The other day, I bumped into an old friend in the park. He was still in the same place in life as when I last saw him three years ago—same job, small city centre flat, no girlfriend, and a live-for-the-weekend mentality. After catching up with our mutual friends, he expressed his frustration, saying,

Bloody hell, you lot are making serious moves. I’ll be honest, I hadn’t planned to live past 30, and now in my mid-thirties, I don’t have much to show for it. I’m a bit annoyed actually.

This friend had embraced a hedonistic mindset of living fast and dying young. In the short term, he was kind to himself by indulging heavily. However, he neglected his health and failed to build a solid foundation for the future. Now, he wants to escape the party lifestyle but has nothing to fall back on.

Don’t borrow happiness from the future. Make choices today that are friendly to your future self.

 2. Negative Emotions are Unsustainable Fuels

Anger, disgust, and disappointment in yourself are not sustainable fuels. While they might provide short-term motivation and energy to achieve results, in the long run, they are detrimental. Just like the dirtiest fuel sources, these negative emotions will eventually harm you and those around you. Berating yourself into burnout doesn’t help you or your goals.

3. Be Your Own Best Companion

Spending a holiday with someone persistently negative is hard work (I've been there). Everything seems to be a problem, and it's even worse if they are rude and egregious to others. Nothing is ever good enough. The only person you will never have a holiday away from is yourself. You are inescapable. So treat yourself with kindness, rationality, and fairness, just as you would a friend.

People see massive gains from working with the right coach in almost every area of life. This is because we often have unrealistic expectations and a poor understanding of our actions and abilities. Coaches help cut through the nonsense, providing factual and helpful advice because they are detached and can be objective.

So, how can you be your own coach?

Treat yourself like a friend or loved one and give yourself advice accordingly. That’s why in our tried and tested daily system, we don’t write responses to prompts like ‘How could I improve?’ or ‘What could have gone better today?’ Instead, we write advice for our future selves

This approach solves a few things:

  1. It prevents us from writing about insignificant issues that won’t matter in the future. We don’t sweat the small stuff.
  2. By maintaining a close relationship with our future selves, we have more incentive to set ourselves up for success. We make healthy decisions that are kind and avoid behaviours that will make our future selves suffer.
  3. It means treating yourself like a friend, offering helpful and rational advice that stands the test of time. You extract lessons from your experiences, hoping they will make you a better person.

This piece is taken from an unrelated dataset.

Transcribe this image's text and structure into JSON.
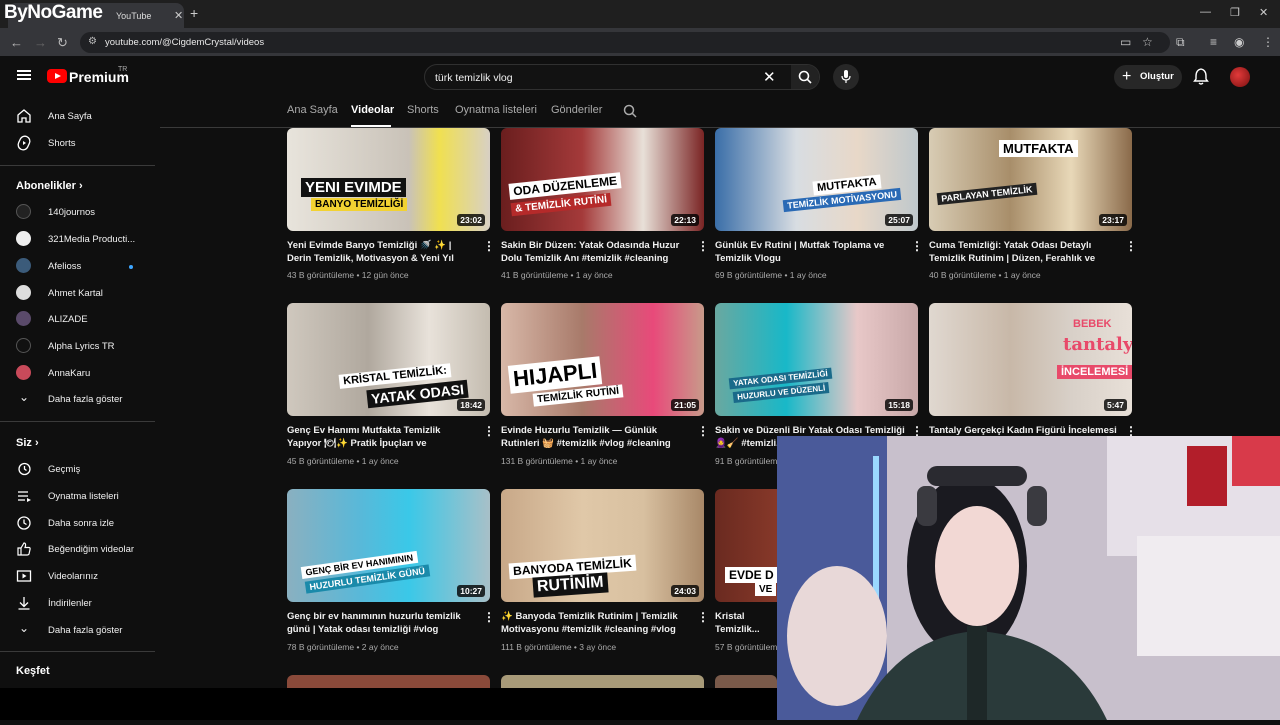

This journaling prompt has personally helped me remember lessons such as:

relationships are your most important asset, don’t neglect their investments’ or ‘remember not to attach your happiness to external outcomes’ - direct quotes from my own personal Evolve Journal.

Being kind to yourself is an act of self-discipline; it’s not something that comes naturally to me. However, since I started reflecting regularly in this way, my automatic reactions have shifted, and my self-talk has become similar to the advice I would give a friend.

I no longer beat myself up; instead, I aim to build myself up.

Make yourself better—that’s what friends do.